To imagine that I wasted so much of my time wondering how the people of Ile-Ife, according to Blier, could have been "fooled" to think that the king was alive on the evidence of a physical, realistic looking portrait with a face possibly shielded by his beaded crown as tradition allowed, when in 21st-century Nigeria, a king is running the country simply on the basis of a voice recording and, now, the mysterious arrival of plane and ambulance at the Abuja airport.
Anyways, it does not help my nationalist ego to equate the most populous black nation with small ancient kingdom of Ife. But let me ask as loudly as I can. How do we know that it is not a corpse that is ruling Nigeria?
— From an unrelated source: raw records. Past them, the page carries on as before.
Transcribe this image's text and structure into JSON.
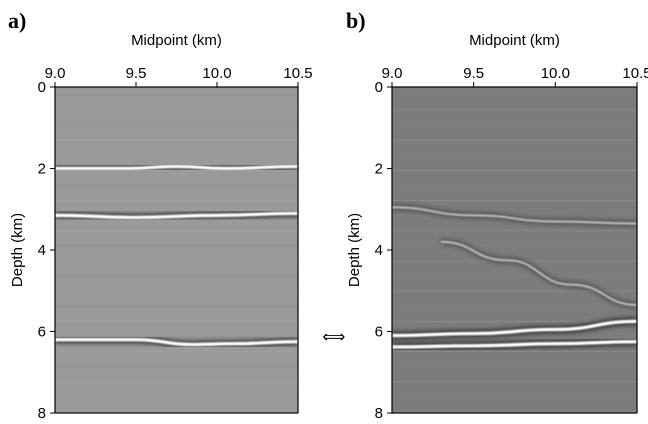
{
  "figure": {
    "connector_symbol": "⟺",
    "panels": [
      {
        "label": "a)",
        "xlabel": "Midpoint (km)",
        "ylabel": "Depth (km)",
        "xticks": [
          "9.0",
          "9.5",
          "10.0",
          "10.5"
        ],
        "yticks": [
          "0",
          "2",
          "4",
          "6",
          "8"
        ],
        "background": "#9a9a9a"
      },
      {
        "label": "b)",
        "xlabel": "Midpoint (km)",
        "ylabel": "Depth (km)",
        "xticks": [
          "9.0",
          "9.5",
          "10.0",
          "10.5"
        ],
        "yticks": [
          "0",
          "2",
          "4",
          "6",
          "8"
        ],
        "background": "#7c7c7c"
      }
    ]
  },
  "chart_data": [
    {
      "type": "image",
      "panel": "a",
      "xlabel": "Midpoint (km)",
      "ylabel": "Depth (km)",
      "xlim": [
        9.0,
        10.5
      ],
      "ylim": [
        8,
        0
      ],
      "reflectors": [
        {
          "x": [
            9.0,
            9.45,
            9.75,
            10.05,
            10.5
          ],
          "depth": [
            2.0,
            2.0,
            1.95,
            2.0,
            1.95
          ]
        },
        {
          "x": [
            9.0,
            9.5,
            10.0,
            10.5
          ],
          "depth": [
            3.15,
            3.2,
            3.15,
            3.1
          ]
        },
        {
          "x": [
            9.0,
            9.5,
            9.85,
            10.1,
            10.5
          ],
          "depth": [
            6.05,
            6.05,
            6.05,
            6.05,
            6.05
          ]
        },
        {
          "x": [
            9.0,
            9.5,
            9.85,
            10.1,
            10.5
          ],
          "depth": [
            6.2,
            6.2,
            6.32,
            6.3,
            6.25
          ]
        }
      ]
    },
    {
      "type": "image",
      "panel": "b",
      "xlabel": "Midpoint (km)",
      "ylabel": "Depth (km)",
      "xlim": [
        9.0,
        10.5
      ],
      "ylim": [
        8,
        0
      ],
      "reflectors": [
        {
          "x": [
            9.0,
            9.5,
            10.0,
            10.5
          ],
          "depth": [
            2.95,
            3.15,
            3.3,
            3.35
          ]
        },
        {
          "x": [
            9.3,
            9.7,
            10.1,
            10.5
          ],
          "depth": [
            3.8,
            4.25,
            4.85,
            5.35
          ]
        },
        {
          "x": [
            9.0,
            9.5,
            10.0,
            10.5
          ],
          "depth": [
            6.1,
            6.05,
            5.95,
            5.75
          ]
        },
        {
          "x": [
            9.0,
            9.5,
            10.0,
            10.5
          ],
          "depth": [
            6.38,
            6.35,
            6.3,
            6.25
          ]
        }
      ]
    }
  ]
}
And couldn't Yar'Adua's kitchen cabinet find a good artist, say the American sculptor Duane Hanson (if he can be bribed to return from the dead), to make a terrific--talking, mobile--effigy of the man; something that miracle-seeking and prayerful Nigeria can see and listen to, and thank God that their 3-month national prayers have been answered. Nigerians deserve this spectacle, while the succession intrigues continue in the Abuja royal house.